During handling of the above exception, another exception occurred:

Traceback (most recent call last):
  File "test.py", line 47, in <module>
    response = requests.get(url)
  File "/Users/brianjpetersen/Anaconda/python3/anaconda/lib/python3.5/site-packages/requests/api.py", line 71, in get
    return request('get', url, params=params, **kwargs)
  File "/Users/brianjpetersen/Anaconda/python3/anaconda/lib/python3.5/site-packages/requests/api.py", line 57, in request
    return session.request(method=method, url=url, **kwargs)
  File "/Users/brianjpetersen/Anaconda/python3/anaconda/lib/python3.5/site-packages/requests/sessions.py", line 475, in request
    resp = self.send(prep, **send_kwargs)
  File "/Users/brianjpetersen/Anaconda/python3/anaconda/lib/python3.5/site-packages/requests/sessions.py", line 617, in send
    r.content
  File "/Users/brianjpetersen/Anaconda/python3/anaconda/lib/python3.5/site-packages/requests/models.py", line 741, in content
    self._content = bytes().join(self.iter_content(CONTENT_CHUNK_SIZE)) or bytes()
  File "/Users/brianjpetersen/Anaconda/python3/anaconda/lib/python3.5/site-packages/requests/models.py", line 669, in generate
    raise ContentDecodingError(e)
requests.exceptions.ContentDecodingError: ('Received response with content-encoding: gzip, but failed to decode it.', error('Error -3 while decompressing data: invalid distance too far back',))

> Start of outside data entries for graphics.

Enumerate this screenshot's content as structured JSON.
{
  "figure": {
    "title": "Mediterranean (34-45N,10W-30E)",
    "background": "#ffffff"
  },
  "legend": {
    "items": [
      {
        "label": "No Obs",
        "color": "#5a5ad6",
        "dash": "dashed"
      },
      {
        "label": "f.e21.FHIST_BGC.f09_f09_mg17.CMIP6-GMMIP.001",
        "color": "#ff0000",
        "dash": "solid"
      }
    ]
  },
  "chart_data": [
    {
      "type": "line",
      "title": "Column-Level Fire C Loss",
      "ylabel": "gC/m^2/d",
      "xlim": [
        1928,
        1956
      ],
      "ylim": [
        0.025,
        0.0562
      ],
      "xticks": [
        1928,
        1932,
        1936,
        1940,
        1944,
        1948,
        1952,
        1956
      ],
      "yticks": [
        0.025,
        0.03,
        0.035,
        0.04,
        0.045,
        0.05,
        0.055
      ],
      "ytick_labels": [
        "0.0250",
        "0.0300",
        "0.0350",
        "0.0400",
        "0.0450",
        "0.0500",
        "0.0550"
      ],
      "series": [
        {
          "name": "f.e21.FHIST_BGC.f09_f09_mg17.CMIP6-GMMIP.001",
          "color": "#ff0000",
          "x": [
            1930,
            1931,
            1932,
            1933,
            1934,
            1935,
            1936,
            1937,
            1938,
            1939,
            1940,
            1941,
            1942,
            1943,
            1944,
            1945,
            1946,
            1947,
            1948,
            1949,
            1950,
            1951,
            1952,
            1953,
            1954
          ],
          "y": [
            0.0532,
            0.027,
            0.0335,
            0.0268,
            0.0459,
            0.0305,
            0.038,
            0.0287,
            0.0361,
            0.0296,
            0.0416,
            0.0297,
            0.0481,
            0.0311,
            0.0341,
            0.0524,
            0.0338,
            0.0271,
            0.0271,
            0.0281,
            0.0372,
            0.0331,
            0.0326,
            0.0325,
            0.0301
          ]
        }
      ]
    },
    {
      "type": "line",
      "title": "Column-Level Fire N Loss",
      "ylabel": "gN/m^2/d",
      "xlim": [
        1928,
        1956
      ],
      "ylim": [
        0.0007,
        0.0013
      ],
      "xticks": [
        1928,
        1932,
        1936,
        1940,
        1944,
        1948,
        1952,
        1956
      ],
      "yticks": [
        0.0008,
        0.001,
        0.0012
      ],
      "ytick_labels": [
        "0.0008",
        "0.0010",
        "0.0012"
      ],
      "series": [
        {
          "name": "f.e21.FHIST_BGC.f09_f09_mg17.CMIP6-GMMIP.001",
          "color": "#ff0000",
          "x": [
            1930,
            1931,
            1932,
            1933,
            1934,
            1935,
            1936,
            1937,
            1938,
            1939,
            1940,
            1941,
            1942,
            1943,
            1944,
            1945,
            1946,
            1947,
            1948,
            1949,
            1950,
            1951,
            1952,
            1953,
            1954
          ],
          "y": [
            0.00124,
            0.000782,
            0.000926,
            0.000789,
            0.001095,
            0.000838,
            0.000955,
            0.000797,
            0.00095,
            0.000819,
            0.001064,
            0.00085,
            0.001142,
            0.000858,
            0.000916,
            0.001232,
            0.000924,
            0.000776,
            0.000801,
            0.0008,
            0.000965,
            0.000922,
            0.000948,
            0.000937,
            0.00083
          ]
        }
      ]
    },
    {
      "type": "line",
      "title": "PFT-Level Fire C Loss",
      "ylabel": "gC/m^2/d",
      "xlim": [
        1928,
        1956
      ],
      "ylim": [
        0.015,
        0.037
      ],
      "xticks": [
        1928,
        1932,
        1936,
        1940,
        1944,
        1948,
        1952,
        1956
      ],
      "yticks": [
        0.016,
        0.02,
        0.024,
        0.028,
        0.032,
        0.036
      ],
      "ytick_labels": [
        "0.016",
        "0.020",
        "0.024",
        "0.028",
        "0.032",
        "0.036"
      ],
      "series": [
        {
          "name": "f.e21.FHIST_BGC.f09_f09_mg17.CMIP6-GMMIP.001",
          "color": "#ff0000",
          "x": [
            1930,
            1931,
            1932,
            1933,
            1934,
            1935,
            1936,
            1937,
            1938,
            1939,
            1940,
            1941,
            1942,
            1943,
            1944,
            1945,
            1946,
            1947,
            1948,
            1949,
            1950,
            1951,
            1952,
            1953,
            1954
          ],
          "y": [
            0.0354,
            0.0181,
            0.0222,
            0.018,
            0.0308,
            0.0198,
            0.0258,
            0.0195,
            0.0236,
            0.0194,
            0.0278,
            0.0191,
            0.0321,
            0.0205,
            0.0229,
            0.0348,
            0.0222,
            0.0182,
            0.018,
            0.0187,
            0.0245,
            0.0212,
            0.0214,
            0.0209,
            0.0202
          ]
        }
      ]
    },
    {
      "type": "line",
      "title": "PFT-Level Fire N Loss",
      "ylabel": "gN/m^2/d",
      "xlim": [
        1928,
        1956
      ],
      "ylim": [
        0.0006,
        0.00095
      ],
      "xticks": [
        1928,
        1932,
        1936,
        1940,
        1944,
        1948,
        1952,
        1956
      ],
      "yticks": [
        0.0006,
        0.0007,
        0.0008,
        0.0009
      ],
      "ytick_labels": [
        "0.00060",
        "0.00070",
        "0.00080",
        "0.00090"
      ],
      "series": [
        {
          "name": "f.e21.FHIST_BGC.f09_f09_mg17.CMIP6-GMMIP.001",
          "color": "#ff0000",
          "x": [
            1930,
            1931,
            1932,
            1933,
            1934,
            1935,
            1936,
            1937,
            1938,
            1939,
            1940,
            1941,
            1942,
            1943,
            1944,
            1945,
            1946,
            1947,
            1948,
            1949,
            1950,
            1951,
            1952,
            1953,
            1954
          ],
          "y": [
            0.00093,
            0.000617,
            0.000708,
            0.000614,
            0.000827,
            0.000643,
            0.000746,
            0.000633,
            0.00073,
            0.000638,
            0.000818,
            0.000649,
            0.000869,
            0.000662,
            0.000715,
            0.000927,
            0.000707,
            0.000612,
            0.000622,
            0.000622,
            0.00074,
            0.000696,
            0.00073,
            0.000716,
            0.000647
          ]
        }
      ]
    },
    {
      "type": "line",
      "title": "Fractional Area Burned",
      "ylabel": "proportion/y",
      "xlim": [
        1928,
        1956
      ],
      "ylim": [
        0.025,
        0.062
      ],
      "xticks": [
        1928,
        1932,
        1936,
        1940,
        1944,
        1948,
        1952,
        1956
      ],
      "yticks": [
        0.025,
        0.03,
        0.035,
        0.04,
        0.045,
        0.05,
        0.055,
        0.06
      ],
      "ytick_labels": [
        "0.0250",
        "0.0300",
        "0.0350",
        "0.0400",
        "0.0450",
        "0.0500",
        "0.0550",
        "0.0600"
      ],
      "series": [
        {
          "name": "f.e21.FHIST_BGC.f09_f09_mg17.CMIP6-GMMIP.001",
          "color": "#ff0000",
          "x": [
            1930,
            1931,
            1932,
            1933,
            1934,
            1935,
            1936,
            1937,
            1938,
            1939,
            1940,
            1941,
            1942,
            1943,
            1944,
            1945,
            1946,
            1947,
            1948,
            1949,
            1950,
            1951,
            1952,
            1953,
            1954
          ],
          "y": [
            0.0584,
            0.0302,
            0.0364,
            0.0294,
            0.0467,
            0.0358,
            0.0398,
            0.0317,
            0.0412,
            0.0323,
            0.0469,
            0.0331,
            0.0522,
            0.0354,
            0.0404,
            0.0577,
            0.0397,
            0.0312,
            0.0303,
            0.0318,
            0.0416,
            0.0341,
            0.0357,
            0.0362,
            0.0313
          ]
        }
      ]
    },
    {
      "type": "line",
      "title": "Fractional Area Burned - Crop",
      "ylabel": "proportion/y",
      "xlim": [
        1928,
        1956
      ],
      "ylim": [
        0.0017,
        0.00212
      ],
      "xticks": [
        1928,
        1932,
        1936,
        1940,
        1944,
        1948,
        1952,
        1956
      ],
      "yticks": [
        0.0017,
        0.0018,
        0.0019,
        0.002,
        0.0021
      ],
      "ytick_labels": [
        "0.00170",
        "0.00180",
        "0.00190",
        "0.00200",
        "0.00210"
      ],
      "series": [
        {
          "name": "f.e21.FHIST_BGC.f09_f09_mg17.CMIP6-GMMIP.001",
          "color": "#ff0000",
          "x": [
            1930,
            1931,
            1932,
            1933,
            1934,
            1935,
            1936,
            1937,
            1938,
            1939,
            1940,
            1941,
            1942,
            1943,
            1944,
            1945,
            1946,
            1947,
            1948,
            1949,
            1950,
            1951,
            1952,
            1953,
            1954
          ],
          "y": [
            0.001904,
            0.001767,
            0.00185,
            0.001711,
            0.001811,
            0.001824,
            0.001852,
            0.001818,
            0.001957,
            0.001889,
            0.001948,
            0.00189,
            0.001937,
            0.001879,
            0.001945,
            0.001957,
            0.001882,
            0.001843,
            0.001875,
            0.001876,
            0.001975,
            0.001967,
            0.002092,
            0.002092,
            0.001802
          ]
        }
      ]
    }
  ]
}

Is this possibly related to #1724?

@brianjpetersen googling that error for requests got me to this SO question which lead me to the following issue.

See: https://bugs.python.org/issue27164

It sounds like there's an issue with Python 3.5.2. If you upgrade do you still have the same issue?

That seems to be it. It's working on my 2.7 binary. Thanks.

OK great! I'm going to close this then.

Using Python 2.7 and the latest (as of this date) google-cloud module, this problem still occurs when using upload_from_string.

To make it even stranger, I get this intermittently on Python 3.7.1 and latest google-cloud-python.